I’ve kind of been on a browser journey the last nine months. I’m finally fed up with Safari after it being my default for ages; tons of important missing extensions for me (Singlefile, Toby, especially) and poor privacy controls for me (no whitelisting 3rd party cookies, it’s all or nothing) finally did it in me. Since then I’ve tried about everything with Vivaldi coming closest followed by Firefox. There are so many Chromium browsers; ugh, no others stuck for me.

Sigma is very early days right now, it does have bugs, a lot of missing features and some confusing shortcut issues to overcome. But it thinks the way I do, workspaces work even better than Vivaldi tab groups, I can get very contextual, that’s what really sold me. Safari Tab Groups now come pretty close but Sigma gives me a bit more control.

I like that you can do almost everything via the keyboard, they’re inspired more by vim than macOS which took some getting used to, it frankly needs work. I do love that you can do everything via command palettes like those in Sublime, VSC, Obsidian, etc. Vivaldi also has this feature.
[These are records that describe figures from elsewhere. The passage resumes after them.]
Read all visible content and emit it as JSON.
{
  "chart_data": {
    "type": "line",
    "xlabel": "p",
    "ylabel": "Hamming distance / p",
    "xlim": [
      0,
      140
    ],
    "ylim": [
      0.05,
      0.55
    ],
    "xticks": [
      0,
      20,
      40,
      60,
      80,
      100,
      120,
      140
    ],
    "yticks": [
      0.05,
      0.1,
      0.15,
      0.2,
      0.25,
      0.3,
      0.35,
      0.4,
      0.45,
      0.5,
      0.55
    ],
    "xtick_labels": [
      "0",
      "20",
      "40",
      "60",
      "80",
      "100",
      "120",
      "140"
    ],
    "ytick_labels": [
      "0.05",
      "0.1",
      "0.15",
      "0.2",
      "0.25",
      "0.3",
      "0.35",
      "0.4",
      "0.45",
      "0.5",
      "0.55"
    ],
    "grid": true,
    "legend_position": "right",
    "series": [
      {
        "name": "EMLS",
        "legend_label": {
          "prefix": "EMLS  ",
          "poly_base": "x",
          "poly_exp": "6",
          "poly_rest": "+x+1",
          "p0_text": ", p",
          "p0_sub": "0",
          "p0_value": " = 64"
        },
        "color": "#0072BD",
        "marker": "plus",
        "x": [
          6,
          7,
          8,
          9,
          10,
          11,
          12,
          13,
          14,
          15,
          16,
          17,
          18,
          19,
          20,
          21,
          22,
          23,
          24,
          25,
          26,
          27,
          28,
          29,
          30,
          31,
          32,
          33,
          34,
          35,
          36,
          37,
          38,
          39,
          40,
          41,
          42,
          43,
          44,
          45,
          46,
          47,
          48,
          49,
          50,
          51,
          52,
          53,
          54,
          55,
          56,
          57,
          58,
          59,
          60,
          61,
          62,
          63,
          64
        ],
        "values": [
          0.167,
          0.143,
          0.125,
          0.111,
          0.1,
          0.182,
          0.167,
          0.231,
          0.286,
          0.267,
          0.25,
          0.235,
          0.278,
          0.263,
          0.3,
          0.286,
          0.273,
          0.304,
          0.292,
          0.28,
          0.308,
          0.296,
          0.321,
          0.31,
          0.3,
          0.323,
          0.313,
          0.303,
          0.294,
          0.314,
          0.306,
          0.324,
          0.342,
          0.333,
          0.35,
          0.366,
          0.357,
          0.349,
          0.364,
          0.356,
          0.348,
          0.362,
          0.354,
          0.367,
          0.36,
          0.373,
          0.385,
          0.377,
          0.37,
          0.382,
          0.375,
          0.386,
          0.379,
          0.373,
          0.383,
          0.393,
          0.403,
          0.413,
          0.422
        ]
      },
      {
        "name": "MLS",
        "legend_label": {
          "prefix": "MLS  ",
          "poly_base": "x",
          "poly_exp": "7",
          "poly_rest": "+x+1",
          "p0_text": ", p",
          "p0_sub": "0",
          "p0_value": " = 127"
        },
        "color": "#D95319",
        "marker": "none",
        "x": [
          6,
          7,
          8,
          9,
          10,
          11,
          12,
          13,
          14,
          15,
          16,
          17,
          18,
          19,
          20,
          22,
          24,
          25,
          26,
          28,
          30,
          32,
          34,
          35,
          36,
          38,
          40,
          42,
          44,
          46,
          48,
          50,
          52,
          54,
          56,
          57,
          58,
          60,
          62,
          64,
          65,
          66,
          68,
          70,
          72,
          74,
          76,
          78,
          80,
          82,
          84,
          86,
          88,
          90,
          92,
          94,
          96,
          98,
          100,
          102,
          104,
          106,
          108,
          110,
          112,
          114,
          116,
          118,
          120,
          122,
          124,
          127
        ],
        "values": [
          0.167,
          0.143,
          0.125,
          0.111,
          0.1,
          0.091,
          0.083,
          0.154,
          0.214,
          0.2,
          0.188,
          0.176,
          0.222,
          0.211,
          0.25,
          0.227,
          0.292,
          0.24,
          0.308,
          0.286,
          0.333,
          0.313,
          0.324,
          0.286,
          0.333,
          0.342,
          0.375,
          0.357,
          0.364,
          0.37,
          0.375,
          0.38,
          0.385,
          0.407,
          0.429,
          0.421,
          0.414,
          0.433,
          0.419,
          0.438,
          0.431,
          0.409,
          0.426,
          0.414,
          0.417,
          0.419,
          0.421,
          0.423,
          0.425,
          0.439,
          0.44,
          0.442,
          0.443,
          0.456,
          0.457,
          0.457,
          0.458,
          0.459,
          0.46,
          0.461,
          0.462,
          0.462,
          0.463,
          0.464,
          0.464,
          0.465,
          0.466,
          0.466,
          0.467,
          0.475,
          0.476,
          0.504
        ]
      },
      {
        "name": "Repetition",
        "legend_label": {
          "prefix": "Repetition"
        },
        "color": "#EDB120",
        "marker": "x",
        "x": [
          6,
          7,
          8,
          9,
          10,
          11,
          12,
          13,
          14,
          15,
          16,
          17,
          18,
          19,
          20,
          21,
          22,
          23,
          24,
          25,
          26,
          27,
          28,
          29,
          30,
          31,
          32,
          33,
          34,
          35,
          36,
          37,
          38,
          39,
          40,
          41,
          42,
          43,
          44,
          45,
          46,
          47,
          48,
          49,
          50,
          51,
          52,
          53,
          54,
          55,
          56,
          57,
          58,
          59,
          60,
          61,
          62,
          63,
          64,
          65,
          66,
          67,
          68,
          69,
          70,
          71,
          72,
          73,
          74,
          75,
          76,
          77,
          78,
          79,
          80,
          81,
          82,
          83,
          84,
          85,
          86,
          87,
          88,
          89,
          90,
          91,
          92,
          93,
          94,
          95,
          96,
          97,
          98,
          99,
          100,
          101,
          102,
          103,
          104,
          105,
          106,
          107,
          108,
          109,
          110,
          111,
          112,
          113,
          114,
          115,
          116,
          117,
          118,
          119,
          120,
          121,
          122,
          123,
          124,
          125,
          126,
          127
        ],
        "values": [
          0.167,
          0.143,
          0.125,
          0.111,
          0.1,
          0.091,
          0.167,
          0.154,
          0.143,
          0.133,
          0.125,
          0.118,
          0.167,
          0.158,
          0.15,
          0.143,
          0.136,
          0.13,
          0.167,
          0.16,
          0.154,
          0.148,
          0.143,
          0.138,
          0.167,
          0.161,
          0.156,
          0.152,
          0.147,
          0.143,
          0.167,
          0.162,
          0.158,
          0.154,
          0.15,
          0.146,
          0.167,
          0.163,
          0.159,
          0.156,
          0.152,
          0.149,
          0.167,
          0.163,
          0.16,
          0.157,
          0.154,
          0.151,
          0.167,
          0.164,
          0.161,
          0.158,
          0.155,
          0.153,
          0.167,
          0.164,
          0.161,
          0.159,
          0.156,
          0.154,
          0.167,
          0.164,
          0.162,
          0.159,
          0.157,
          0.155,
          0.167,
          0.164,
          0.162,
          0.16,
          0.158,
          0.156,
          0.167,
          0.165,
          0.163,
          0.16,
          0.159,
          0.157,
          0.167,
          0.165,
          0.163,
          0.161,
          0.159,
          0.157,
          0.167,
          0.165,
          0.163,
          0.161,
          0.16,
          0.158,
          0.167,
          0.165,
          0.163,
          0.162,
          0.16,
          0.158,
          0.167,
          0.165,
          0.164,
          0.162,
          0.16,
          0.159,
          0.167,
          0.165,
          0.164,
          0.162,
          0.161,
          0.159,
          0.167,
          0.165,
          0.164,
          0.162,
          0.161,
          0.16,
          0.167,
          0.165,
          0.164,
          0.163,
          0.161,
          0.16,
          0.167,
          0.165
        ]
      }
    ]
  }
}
The big thing is that it’s native, it’s all SwiftUI and it uses WebKit, not Electron or Chromium. It may not look like a traditional Mac app but it’s pretty well inline with other SwiftUI apps like Craft. In spite of being WebKit they’re implementing support for Chrome Web Extensions and should be adding that in the near future. If they pull it off I’ll pretty much be sold on SigmaOS.

The other thing that’s really attractive right now is that they’re extremely responsive to feedback on their Discord, they implemented SF Symbols support for workspace icons at my request since I really hate emoji in UI. They fix most bugs in a day or two, occasionally in hours.

I’ve got some other requests like AppleScript support for at least grabbing the URL of the current tab that they’ve said they’ll add down the road, hopefully with more. I also hope they’ll add a URL scheme for going to a workspace directly. They’re seem undecided on if they’ll implement bookmarks but I think that will be less important to me when I can use and Pocket extensions.

It’s quite incomplete but has tremendous potential and they’re moving fast. I don’t think this will ever be a browser for everyone but for power users, especially if you buy into David’s contextual computing vision, it’s really worth a look. Maybe in a month or two if you’re on the fence. :wink:

They’ve also said they aren’t sure about the price or their long-term model either, it may be changing.